Y’a pas d’wifi : Un samedi après-midi, je passe faire un tour au cottage pi of course, j’u pas bétôt assis que j’sors ma phone. Je dis à ma mére “Y’as-tu pas d’wifi? A’m répond right frustrée “Non y’a pas d’wifi. Sers ouaire ta phone pi viens nous parler. T’es toujou yinque icitte une couple d’heures!” And the rest is history….. hence, la tune “Y’a pas d’wifi”

Poolside su’ Marty : Après une belle journée d’été, un souper au homard, une belle gang de visite, pi une belle soirée de musique, il restait yinque à l’écrire!

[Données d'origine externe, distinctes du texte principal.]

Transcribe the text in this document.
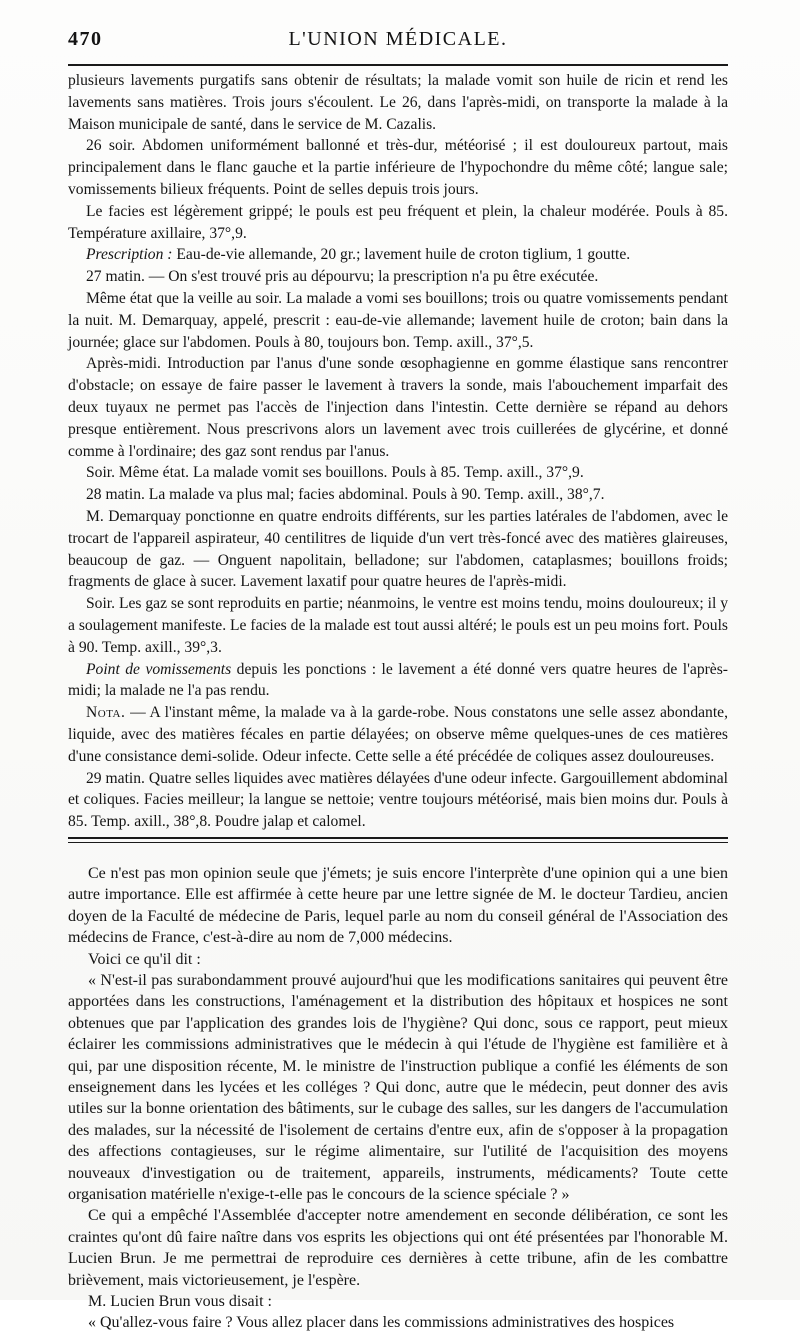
470	L'UNION MÉDICALE.

plusieurs lavements purgatifs sans obtenir de résultats; la malade vomit son huile de ricin et rend les lavements sans matières. Trois jours s'écoulent. Le 26, dans l'après-midi, on transporte la malade à la Maison municipale de santé, dans le service de M. Cazalis.

26 soir. Abdomen uniformément ballonné et très-dur, météorisé ; il est douloureux partout, mais principalement dans le flanc gauche et la partie inférieure de l'hypochondre du même côté; langue sale; vomissements bilieux fréquents. Point de selles depuis trois jours.

Le facies est légèrement grippé; le pouls est peu fréquent et plein, la chaleur modérée. Pouls à 85. Température axillaire, 37°,9.

Prescription : Eau-de-vie allemande, 20 gr.; lavement huile de croton tiglium, 1 goutte.

27 matin. — On s'est trouvé pris au dépourvu; la prescription n'a pu être exécutée.

Même état que la veille au soir. La malade a vomi ses bouillons; trois ou quatre vomissements pendant la nuit. M. Demarquay, appelé, prescrit : eau-de-vie allemande; lavement huile de croton; bain dans la journée; glace sur l'abdomen. Pouls à 80, toujours bon. Temp. axill., 37°,5.

Après-midi. Introduction par l'anus d'une sonde œsophagienne en gomme élastique sans rencontrer d'obstacle; on essaye de faire passer le lavement à travers la sonde, mais l'abouchement imparfait des deux tuyaux ne permet pas l'accès de l'injection dans l'intestin. Cette dernière se répand au dehors presque entièrement. Nous prescrivons alors un lavement avec trois cuillerées de glycérine, et donné comme à l'ordinaire; des gaz sont rendus par l'anus.

Soir. Même état. La malade vomit ses bouillons. Pouls à 85. Temp. axill., 37°,9.

28 matin. La malade va plus mal; facies abdominal. Pouls à 90. Temp. axill., 38°,7.

M. Demarquay ponctionne en quatre endroits différents, sur les parties latérales de l'abdomen, avec le trocart de l'appareil aspirateur, 40 centilitres de liquide d'un vert très-foncé avec des matières glaireuses, beaucoup de gaz. — Onguent napolitain, belladone; sur l'abdomen, cataplasmes; bouillons froids; fragments de glace à sucer. Lavement laxatif pour quatre heures de l'après-midi.

Soir. Les gaz se sont reproduits en partie; néanmoins, le ventre est moins tendu, moins douloureux; il y a soulagement manifeste. Le facies de la malade est tout aussi altéré; le pouls est un peu moins fort. Pouls à 90. Temp. axill., 39°,3.

Point de vomissements depuis les ponctions : le lavement a été donné vers quatre heures de l'après-midi; la malade ne l'a pas rendu.

Nota. — A l'instant même, la malade va à la garde-robe. Nous constatons une selle assez abondante, liquide, avec des matières fécales en partie délayées; on observe même quelques-unes de ces matières d'une consistance demi-solide. Odeur infecte. Cette selle a été précédée de coliques assez douloureuses.

29 matin. Quatre selles liquides avec matières délayées d'une odeur infecte. Gargouillement abdominal et coliques. Facies meilleur; la langue se nettoie; ventre toujours météorisé, mais bien moins dur. Pouls à 85. Temp. axill., 38°,8. Poudre jalap et calomel.

Ce n'est pas mon opinion seule que j'émets; je suis encore l'interprète d'une opinion qui a une bien autre importance. Elle est affirmée à cette heure par une lettre signée de M. le docteur Tardieu, ancien doyen de la Faculté de médecine de Paris, lequel parle au nom du conseil général de l'Association des médecins de France, c'est-à-dire au nom de 7,000 médecins.

Voici ce qu'il dit :

« N'est-il pas surabondamment prouvé aujourd'hui que les modifications sanitaires qui peuvent être apportées dans les constructions, l'aménagement et la distribution des hôpitaux et hospices ne sont obtenues que par l'application des grandes lois de l'hygiène? Qui donc, sous ce rapport, peut mieux éclairer les commissions administratives que le médecin à qui l'étude de l'hygiène est familière et à qui, par une disposition récente, M. le ministre de l'instruction publique a confié les éléments de son enseignement dans les lycées et les colléges ? Qui donc, autre que le médecin, peut donner des avis utiles sur la bonne orientation des bâtiments, sur le cubage des salles, sur les dangers de l'accumulation des malades, sur la nécessité de l'isolement de certains d'entre eux, afin de s'opposer à la propagation des affections contagieuses, sur le régime alimentaire, sur l'utilité de l'acquisition des moyens nouveaux d'investigation ou de traitement, appareils, instruments, médicaments? Toute cette organisation matérielle n'exige-t-elle pas le concours de la science spéciale ? »

Ce qui a empêché l'Assemblée d'accepter notre amendement en seconde délibération, ce sont les craintes qu'ont dû faire naître dans vos esprits les objections qui ont été présentées par l'honorable M. Lucien Brun. Je me permettrai de reproduire ces dernières à cette tribune, afin de les combattre brièvement, mais victorieusement, je l'espère.

M. Lucien Brun vous disait :

« Qu'allez-vous faire ? Vous allez placer dans les commissions administratives des hospices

Ronald Rougevin : On avait watché le movie « Anchor Man » avec Will Farrell. Dans le movie i’s nomme Ron Burgundy. C’était un newscaster qui s’croyait tout de quoi avec sa moustache prime pis ses hardes fancy pi sa fameuse perfomance de « flûte jazzé » su’ sa first date avec Veronica. La chanson a sorti à travers nos ricasseries so on a traduit « Ron Burgundy » à « Ronald Rougevin ».

On parle aussi de la Foire à Sainte-Marie yous’ qu’on allait chaque année pi comme enfant, ça nous faisait rire le mot « foire ». On a beaucoup de good memories avec notre tante Annette à la Foire de Sainte-Marie.

Mon pays, mon amour : Ça c’est la chanson qui colle vraiment à mon everything pour l’Acadie. Quand c’que je chante ça, je pense à l’héritage que j’ai reçu de mes ancêtres depuis forever. « Y’a une étoile » sont des paroles dans mon coeur depuis ma naissance. De l’étoile sur notre drapeau à l’étoile d’Angèle Arsenault, pour moi l’étoile représente nos ancêtres qui nous guident… pi laissez-moi vous dire qu’a l’est bin ancré dans mon coeur!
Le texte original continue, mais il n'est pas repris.